Lumbier (Irunberri in Basque language) is a village and municipality in the province and autonomous community of Navarre, in the north of Spain, 38 km from the capital of the community, Pamplona. It has a population of about 1400. It stands on the River Salazar in a region of natural interest. It also has interesting historical connections.

== Place name ==
It is believed that the present village of Lumbier goes back to ancient times to the communities of the Vascones mentioned by Roman geographers such as Pliny the Elder which included those known as the iluberritani, which traditionally have been associated with the village of Lumbier. Some Roman remains have been found in Lumbier and the remains of a Roman and Celtic villa have been found in the nearby municipality of Liédena.

Starting from its ancient name of Ilumberri, linguists have reconstructed the development of its present forms.

- In the Romance Languages: Ilumberri -> Lumberri -> Lumbier.
- In the Basque Language: Ilumberri -> Irunberri.

Regarding the etymological significance of Ilumberri, it is believed that it comes from archaic Basque. The first part seems to be the same as in place names such as Irún or Iruña (Pamplona), and it has been traditionally associated with the word hiri o (h)ili (town) in Basque. The second part berri means 'new'; thus its etymological meaning would be similar to 'new town'.

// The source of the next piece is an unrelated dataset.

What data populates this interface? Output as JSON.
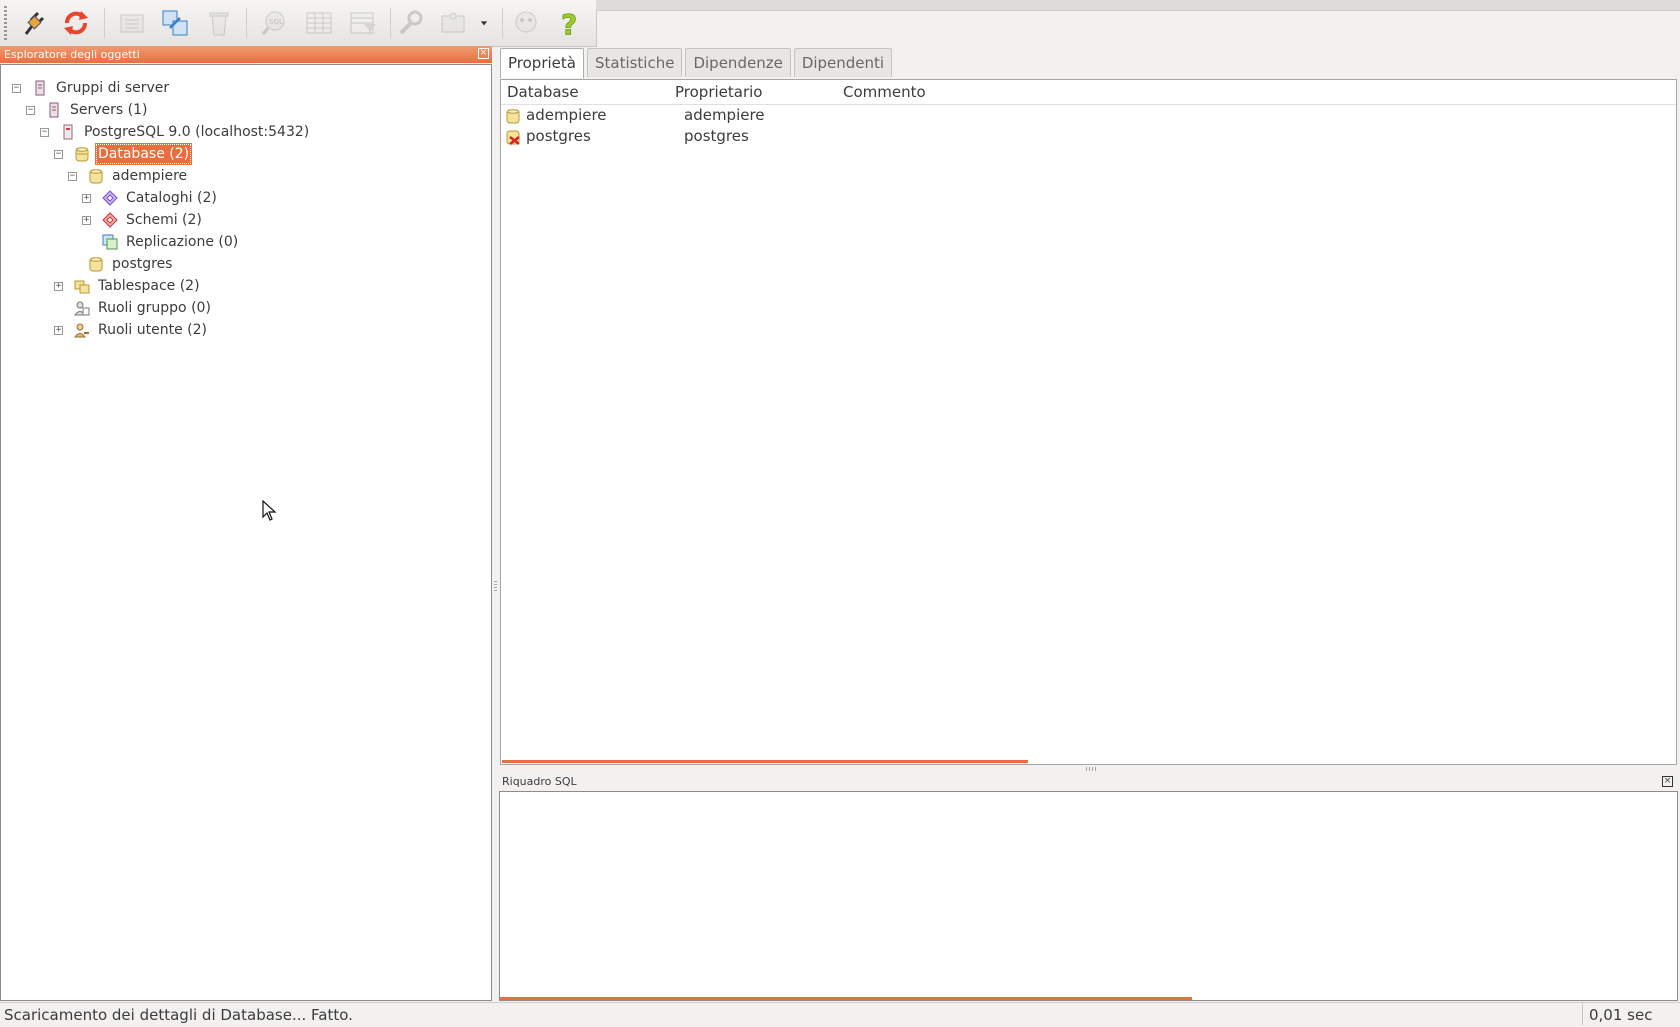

At present, Lumbier is located in the non-basque-speaking area of Navarre, so its Castilian name is the only official one, though the place-name "Irunberri" is still used. The inhabitants of Lumbier are generally erroneously referred to as "gatos" ('cats'); the correct expression is "ahorcagatos" (cat-hangers'), which dates back to the Spanish War of Independence, when a number of French sympathisers from Madrid ("cats") were caught trying to flee to France and they were hanged here.

== Symbols==

=== Coat of arms===
The coat of arms of Lumbier has the following blazon:

A castle with three towers argent each with three crenellations on an azure field. The central tower is higher than the side ones. The castle is flanked by an eight-pointed star sinister and a reversed crescent argent dexter.

The ancient seal of the village has, in addition to those items just mentioned, a crescent sinister and a star dexter to the central tower, and appears in the Charter of Union (Carta de Unión) which was signed by all the towns and villages of Navarre at Puente la Reina in 1328.

== Geography ==
=== Location===
Lumbier is located in the western part of the autonomous region of Navarre at an altitude of 467 metres above sea level. Its municipal area has an area of 57.40 km^{2} and has borders on the northern side with the municipalities of Urraúl Bajo and Romanzado, on the eastern side with the latter, on the southern side with those of Yesa, Liédena and Sangüesa and on the western side with that of Urraúl Alto.

=== Topology and hydrology===
Two deep gorges(Foz) with rock faces of up to 300 metres high have been created by the Rivers Salazar and Irati in the foothills of the Sierra de Leire. The surrounding area consists of a wide valley with wheatfields, low Mediterranean countryside and Holm oak woods. There is deciduous and Common-pine woodland in the higher areas of Arangoiti (Sierra de Leire).

This area falls in the Site of Community Importance (Natura 2000 Network) and ZEPA (Special Bird Protection Area) "Sierra de Leire-Foz de Arbayún" which includes the "Arbayún Gorge", the "Lumbier Gorge" and "Acantilados de la Piedra y San Adrián" Natural Reserves.

It is located on the right bank of river Salazar and near the left bank of the river Irati where it joins the river Salazar, on a flat hill which is 467 metres high. between a loamy hollow and a north-west outcrop of the Sierra de Leire.
==Economy==
Nordex has a rotor blade production facility in Lumbier. In April 2025, the NYT published a picture of the inside of the plant where workers build wind turbine blades that are more than 200 feet long.